Commercial pace of the world is ever increasing. Marketing is one important ingredient that fuels this pace. Focus on reaping profits and more profits and some more is the usual norm. There is no denying that commercial marketing is necessary but somewhere it is also leading to wanton greed, recklessness and lack of responsibility towards environment. Commercial pursuits of organisations increasingly show their distancing from ‘social change for social good.’ Therefore, the need for marketing of social good, also called Social Marketing, which strives to promote positive human behaviours and progressive social welfare, through a well-planned strategy involving tactical and targeted research, design and outreach and last but not the least, an active feedback system.

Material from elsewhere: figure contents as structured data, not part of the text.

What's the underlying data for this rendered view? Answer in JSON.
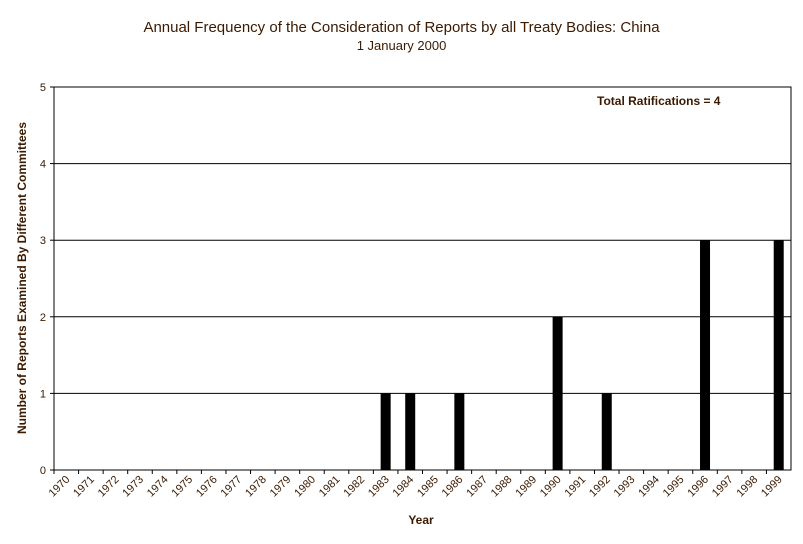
{
  "chart_data": {
    "type": "bar",
    "title": "Annual Frequency of the Consideration of Reports by all Treaty Bodies: China",
    "subtitle": "1 January 2000",
    "xlabel": "Year",
    "ylabel": "Number of Reports Examined By Different Committees",
    "annotation": "Total Ratifications = 4",
    "categories": [
      "1970",
      "1971",
      "1972",
      "1973",
      "1974",
      "1975",
      "1976",
      "1977",
      "1978",
      "1979",
      "1980",
      "1981",
      "1982",
      "1983",
      "1984",
      "1985",
      "1986",
      "1987",
      "1988",
      "1989",
      "1990",
      "1991",
      "1992",
      "1993",
      "1994",
      "1995",
      "1996",
      "1997",
      "1998",
      "1999"
    ],
    "values": [
      0,
      0,
      0,
      0,
      0,
      0,
      0,
      0,
      0,
      0,
      0,
      0,
      0,
      1,
      1,
      0,
      1,
      0,
      0,
      0,
      2,
      0,
      1,
      0,
      0,
      0,
      3,
      0,
      0,
      3
    ],
    "ylim": [
      0,
      5
    ],
    "yticks": [
      0,
      1,
      2,
      3,
      4,
      5
    ],
    "grid": true,
    "legend": "none",
    "colors": {
      "bar": "#000000",
      "grid": "#000000",
      "text": "#3a1a00"
    }
  }
}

Commercial marketing as we all know, thrives on competitive race for market share, brand building and profit maximisation. More importantly, it promotes consumption which many times goes unchecked. Commercial advertising plays its subtle tricks to cast a spell on the mind and reasoning ability of consumers. Social media bewitches and builds perceptions effortlessly and rewards any and all who know the art of killing your boredom with something worthwhile or who just kill our valuable time with just an information overload. In this scenario of a very influential commercial marketing atmosphere, people either callously spend, hoard or waste while being subconsciously ‘obeying’ the influencer (can be a product or idea or campaign trending that a consumer follows). Rampant consumption doesn’t make us responsible citizens and we tend to lose focus on society and its problems and our responsibility.
As opposed to commercial marketing, Social Marketing adopts a framework of building an ecosystem which helps nurture welfare, good will, good health and security. Social marketing takes the basic principles of commercial marketing and rolls out welfare strategies for a targeted approach towards promoting positive behaviours e.g. vaccination of children, breast feeding, better sanitation, safe driving, seatbelt/helmet use, no smoking, bicycling for better health and environment, addressing mental health, saying no to drugs, communal harmony, fighting casteism etc . Participation of communities and partnerships of various stakeholders and philanthropists drive social marketing efforts. Apart from commodity or idea, a good behaviour is also the product the marketing campaign sells. The profit is in the social good. Consumers (and not beneficiaries) adopt positive behaviours with clear understanding, awareness and acceptance that it is for their welfare.
Time and again, governments, NGO’s, corporates and individuals have strived for social good through campaigns and interventions aimed to improve lives of people in a positive manner. To make such welfare programs more effective in terms of reach and building positive social behaviours, social marketing is the scientific and strategic answer. Many developments campaigns of Government of India with huge budget and resource allocations like Swachh Bharat Abhiyan, Beti Bachao Beti Padhao, Ayushman Bharat etc. have huge potential to become robust and successful social marketing campaigns.
A welfare driven marketing approach is a necessary step for success of development programs and community outreach. This marketing of social good will yield long term benefits, improving sustainability of a healthy and progressive ecosystem for human life and business.